PVTIME – On July 16, China’s long-awaited national carbon emission rights trading scheme was officially launched at the Shanghai Environment and Energy Exchange. As a part of China’s plans to use market mechanisms to help bring emissions to a peak before 2030 and to net-zero by 2060, emission permits allocated to participating firms can be used to cover their own emission or sell on the exchange.
One minute after the opening, the first transaction was successfully matched at a price of 52.78 yuan per tonne. A total of 160,000 tonnes were traded for 7.9 million yuan.
It is reported that the first batch of key emission units in the power generation industry to participate in the national carbon emission rights trading exceeds 2,162, and these companies are responsible for more than 4 billion tonnes of carbon dioxide emissions per year, which is approximately 40% of the national total.
China plans to expand the ETS to cover eight high-emission industries, including petrochemicals, chemicals, building materials, non-ferrous metals, papermaking, steel, power generation and aviation, though the timescale is not yet known.
The official launch of the carbon trading scheme means that the new energy industry represented by photovoltaics and wind power will enter a long-term business cycle.

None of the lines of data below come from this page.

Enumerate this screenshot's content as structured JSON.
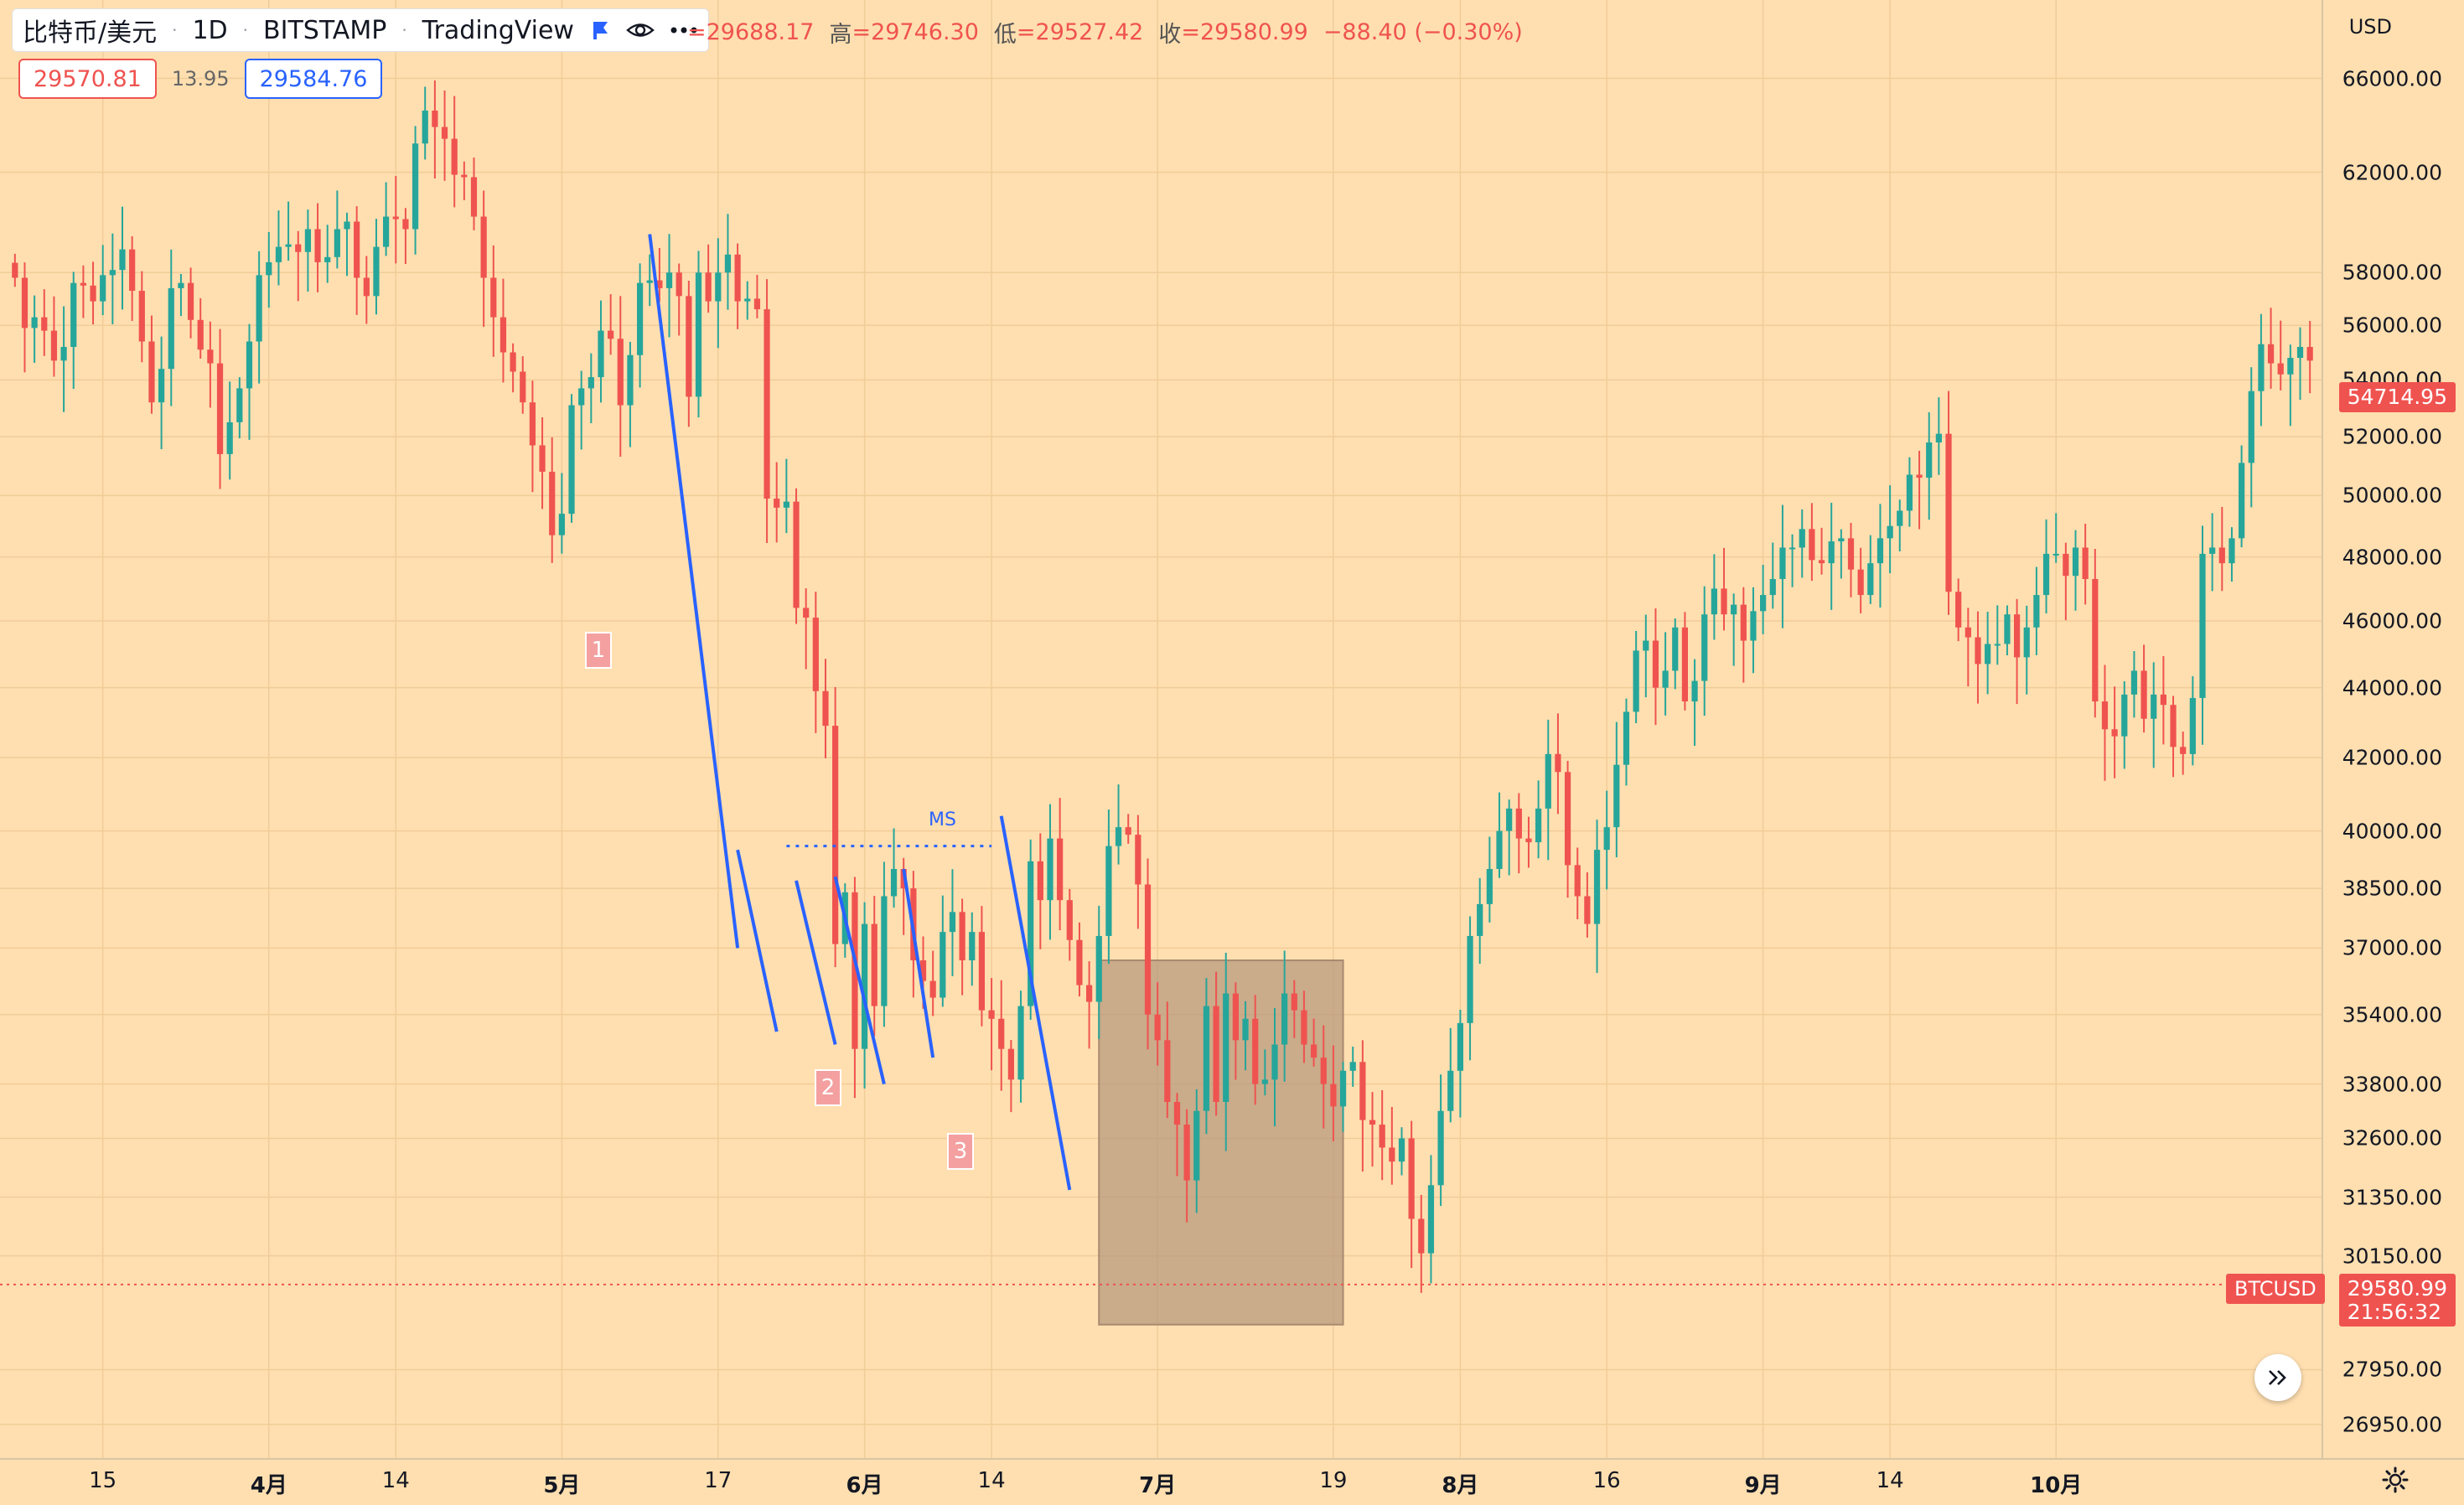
{
  "header": {
    "symbol": "比特币/美元",
    "interval": "1D",
    "exchange": "BITSTAMP",
    "source": "TradingView",
    "ohlc": {
      "open": "=29688.17",
      "high_label": "高",
      "high": "=29746.30",
      "low_label": "低",
      "low": "=29527.42",
      "close_label": "收",
      "close": "=29580.99",
      "change": "−88.40 (−0.30%)"
    },
    "bid": "29570.81",
    "spread": "13.95",
    "ask": "29584.76"
  },
  "price_axis": {
    "currency": "USD",
    "labels": [
      "66000.00",
      "62000.00",
      "58000.00",
      "56000.00",
      "54000.00",
      "52000.00",
      "50000.00",
      "48000.00",
      "46000.00",
      "44000.00",
      "42000.00",
      "40000.00",
      "38500.00",
      "37000.00",
      "35400.00",
      "33800.00",
      "32600.00",
      "31350.00",
      "30150.00",
      "27950.00",
      "26950.00"
    ],
    "current_price": "29580.99",
    "countdown": "21:56:32",
    "symbol_tag": "BTCUSD",
    "crosshair_price": "54714.95"
  },
  "time_axis": {
    "labels": [
      {
        "text": "15",
        "month": false
      },
      {
        "text": "4月",
        "month": true
      },
      {
        "text": "14",
        "month": false
      },
      {
        "text": "5月",
        "month": true
      },
      {
        "text": "17",
        "month": false
      },
      {
        "text": "6月",
        "month": true
      },
      {
        "text": "14",
        "month": false
      },
      {
        "text": "7月",
        "month": true
      },
      {
        "text": "19",
        "month": false
      },
      {
        "text": "8月",
        "month": true
      },
      {
        "text": "16",
        "month": false
      },
      {
        "text": "9月",
        "month": true
      },
      {
        "text": "14",
        "month": false
      },
      {
        "text": "10月",
        "month": true
      }
    ]
  },
  "annotations": {
    "wave_labels": [
      "1",
      "2",
      "3"
    ],
    "ms_label": "MS"
  },
  "colors": {
    "background": "#ffdfb0",
    "up": "#26a69a",
    "down": "#ef5350",
    "trendline": "#2962ff",
    "range_box": "#b89a7d"
  },
  "chart_data": {
    "type": "candlestick",
    "symbol": "BTCUSD",
    "interval": "1D",
    "x_range": [
      "2021-03-06",
      "2021-10-14"
    ],
    "y_range": [
      26500,
      68000
    ],
    "y_scale": "log",
    "closes": [
      57800,
      55900,
      56300,
      55800,
      54700,
      55200,
      57600,
      57500,
      56900,
      57900,
      58100,
      58900,
      57300,
      55400,
      53200,
      54400,
      57400,
      57600,
      56200,
      55100,
      54600,
      51400,
      52500,
      53700,
      55400,
      57900,
      58400,
      59000,
      59100,
      58800,
      59700,
      58400,
      58600,
      59700,
      60000,
      57800,
      57100,
      59000,
      60200,
      60100,
      59700,
      63200,
      64600,
      63900,
      63400,
      61900,
      61800,
      60200,
      57800,
      56300,
      55000,
      54300,
      53200,
      51700,
      50800,
      48700,
      49400,
      53100,
      53700,
      54100,
      55800,
      55500,
      53100,
      54900,
      57600,
      57700,
      57400,
      58000,
      57100,
      53400,
      58000,
      56900,
      58000,
      58700,
      56900,
      57000,
      56600,
      49900,
      49600,
      49800,
      46400,
      46100,
      43900,
      42900,
      37100,
      38400,
      34600,
      37600,
      35600,
      38300,
      39000,
      38500,
      36700,
      36200,
      35800,
      37400,
      37900,
      36700,
      37400,
      35500,
      35300,
      34600,
      33900,
      35600,
      39200,
      38200,
      39800,
      38200,
      37200,
      36100,
      35700,
      37300,
      39600,
      40100,
      39900,
      38600,
      35400,
      34800,
      33400,
      32900,
      31700,
      33200,
      35600,
      33400,
      35900,
      34800,
      35300,
      33800,
      33900,
      34700,
      35900,
      35500,
      34700,
      34400,
      33800,
      33300,
      34100,
      34300,
      33000,
      32900,
      32400,
      32100,
      32600,
      30900,
      30200,
      31600,
      33200,
      34100,
      35200,
      37300,
      38100,
      39000,
      40000,
      40600,
      39800,
      39700,
      40600,
      42100,
      41600,
      39100,
      38300,
      37600,
      39500,
      40100,
      41800,
      43300,
      45100,
      45400,
      44000,
      44500,
      45800,
      43600,
      44200,
      46200,
      47000,
      46200,
      46500,
      45400,
      46300,
      46800,
      47300,
      48300,
      48300,
      48900,
      47900,
      47800,
      48500,
      48600,
      47600,
      46800,
      47800,
      48600,
      49000,
      49500,
      50700,
      50600,
      51800,
      52100,
      46900,
      45800,
      45500,
      44700,
      45300,
      45300,
      46200,
      44900,
      45800,
      46800,
      48100,
      48100,
      47400,
      48300,
      47300,
      43600,
      42800,
      42600,
      43800,
      44500,
      43100,
      43800,
      43500,
      42300,
      42100,
      43700,
      48100,
      48300,
      47800,
      48600,
      51100,
      53600,
      55300,
      54600,
      54200,
      54800,
      55200,
      54700
    ],
    "notes": "Daily BTC/USD candles; closes approximated from the screenshot. Shaded range box spans late June–mid July; blue trendlines mark a wave 1-2-3 sequence with a 'MS' (market structure) level near 39600."
  }
}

The improvement of the carbon trading platform and mechanism will play an important role in promoting the grid parity of photovoltaic power stations. After the carbon market has been upgraded to a nationwide scale, the installation of photovoltaic power stations on the roofs of key emission industries such as petrochemicals will help reduce carbon emissions and avoid spending more money on carbon emissions. The development of carbon assets of photovoltaic projects can benefit from the carbon market, which can subsidize traditional investments.